The homeless of Tennessee can take some comfort in knowing that they are not alone, though – at least according to Republican State Representative Frank Niceley. Rather, they should take inspiration from historical figures who have overcome homelessness, like – and I kid you not – Adolf Hitler. “[In] 1910, Hitler decided to live on the streets for a while,” Niceley said, as though homelessness was a hobby and Hitler was not evil incarnate. “So for two years, Hitler lived on the streets and practiced his oratory, and his body language, and how to connect with citizens and then went on to lead a life that got him in the history books.”

Only a Republican would think that Hitler would make a better neighbor than a person experiencing homelessness, or worse – that he is some sort of role model for the indigent. The comment was of course met with criticism, but it really sums up the attitude that the Tennessee GOP has towards the poor people of our great state. They rank below a genocidal dictator, or at least should try to be more like him.

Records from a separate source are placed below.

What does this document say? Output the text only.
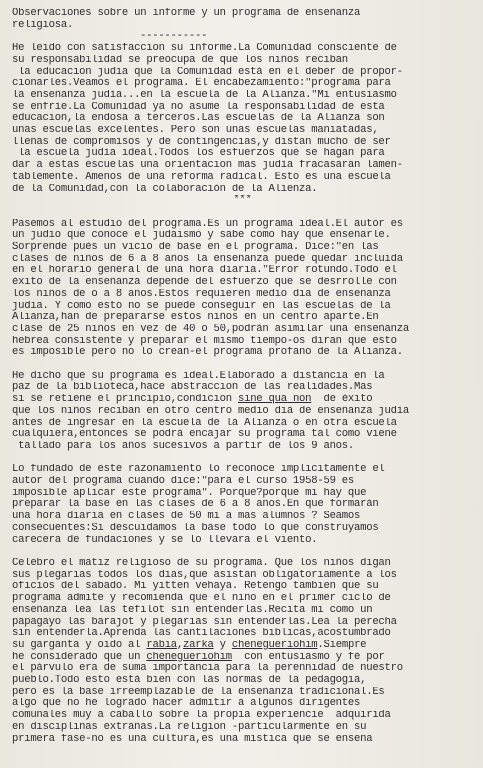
Observaciones sobre un informe y un programa de enseñanza
religiosa.
-----------
He leido con satisfaccion su informe.La Comunidad consciente de
su responsabilidad se preocupa de que los niños reciban
la educacion judia que la Comunidad està en el deber de propor-
cionarles.Veamos el programa. El encabezamiento:"programa para
la enseñanza judìa...en la escuela de la Alianza."Mi entusiasmo
se enfrìe.La Comunidad ya no asume la responsabilidad de esta
educacion,la endosa a terceros.Las escuelas de la Alianza son
unas escuelas excelentes. Pero son unas escuelas maniatadas,
llenas de compromisos y de contingencias,y distan mucho de ser
la escuela judìa ideal.Todos los esfuerzos que se hagan para
dar a estas escuelas una orientacion mas judìa fracasaran lamen-
tablemente. Amenos de una reforma radical. Esto es una escuela
de la Comunidad,con la colaboraciòn de la Alienza.
***
Pasemos al estudio del programa.Es un programa ideal.El autor es
un judio que conoce el judaismo y sabe como hay que enseñarle.
Sorprende pués un vicio de base en el programa. Dice:"en las
clases de niños de 6 a 8 años la enseñanza puede quedar incluida
en el horario general de una hora diaria."Error rotundo.Todo el
èxito de la enseñanza depende del esfuerzo que se desrrolle con
los niños de o a 8 años.Estos requieren medio dia de enseñanza
judia. Y como esto no se puede conseguir en las escuelas de la
Alianza,han de prepararse estos niños en un centro aparte.En
clase de 25 niños en vez de 40 o 50,podràn asimilar una enseñanza
hebrea consistente y preparar el mismo tiempo-os diran que esto
es imposible pero no lo crean-el programa profano de la Alianza.
He dicho que su programa es ideal.Elaborado a distancia en la
paz de la biblioteca,hace abstraccion de las realidades.Mas
si se retiene el principio,condicion sine qua non  de èxito
que los niños reciban en otro centro medio dia de enseñanza judìa
antes de ingresar en la escuela de la Alianza o en otra escuela
cualquiera,entonces se podrà encajar su programa tal como viene
tallado para los años sucesivos a partir de los 9 años.
Lo fundado de este razonamiento lo reconoce implicitamente el
autor del programa cuando dice:"para el curso 1958-59 es
imposible aplicar este programa". Porque?porque mi hay que
preparar la base en las clases de 6 a 8 años.En que formaràn
una hora diaria en clases de 50 mi a mas alumnos ? Seamos
consecuentes:Si descuidamos la base todo lo que construyamos
carecera de fundaciones y se lo llevara el viento.
Celebro el matiz religioso de su programa. Que los niños digan
sus plegarias todos los dias,que asistan obligatoriamente a los
oficios del sabado. Mi yitten vehaya. Retengo tambien que su
programa admite y recomienda que el niño en el primer ciclo de
enseñanza lea las tefilot sin entenderlas.Recita mi como un
papagayo las barajot y plegarias sin entenderlas.Lea la perecha
sin entenderla.Aprenda las cantilaciones biblicas,acostumbrado
su garganta y oido al rabia,zarka y chenegueriohim.Siempre
he considerado que un chenegueriohim  con entusiasmo y fé por
el pàrvulo era de suma importancia para la perennidad de nuestro
pueblo.Todo esto està bien con las normas de la pedagogia,
pero es la base irreemplazable de la enseñanza tradicional.Es
algo que no he logrado hacer admitir a algunos dirigentes
comunales muy a caballo sobre la propia experiencie  adquirida
en disciplinas extrañas.La religion -particularmente en su
primera fase-no es una cultura,es una mistica que se enseña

I, for one, would rather live next to a homeless person than a Nazi. I would also rather no one emulates Hitler or looks at him as some sort of role model. Perhaps I expect too much.

The people of Tennessee, however, do not. It is not expecting too much of the people we elected to expect they put our interests above those of corporate landlords and big-money real estate developers. It is not too much to expect that as we face a staggeringly low housing supply, increased rental prices, rising interest rates and purchase prices, historic rates of inflation and the tail-end of a once-in-a-century pandemic which rewrote the rules of the modern economy that our lawmakers might be on our side.

Rather than passing draconian laws meant to help crack down on protestors and the indigent, Republicans’ time in Tennessee would be better spent bringing in more public and affordable housing. It is time for our politicians to find a way to lower the state’s housing prices so its people can afford to live here – and not just on our streets.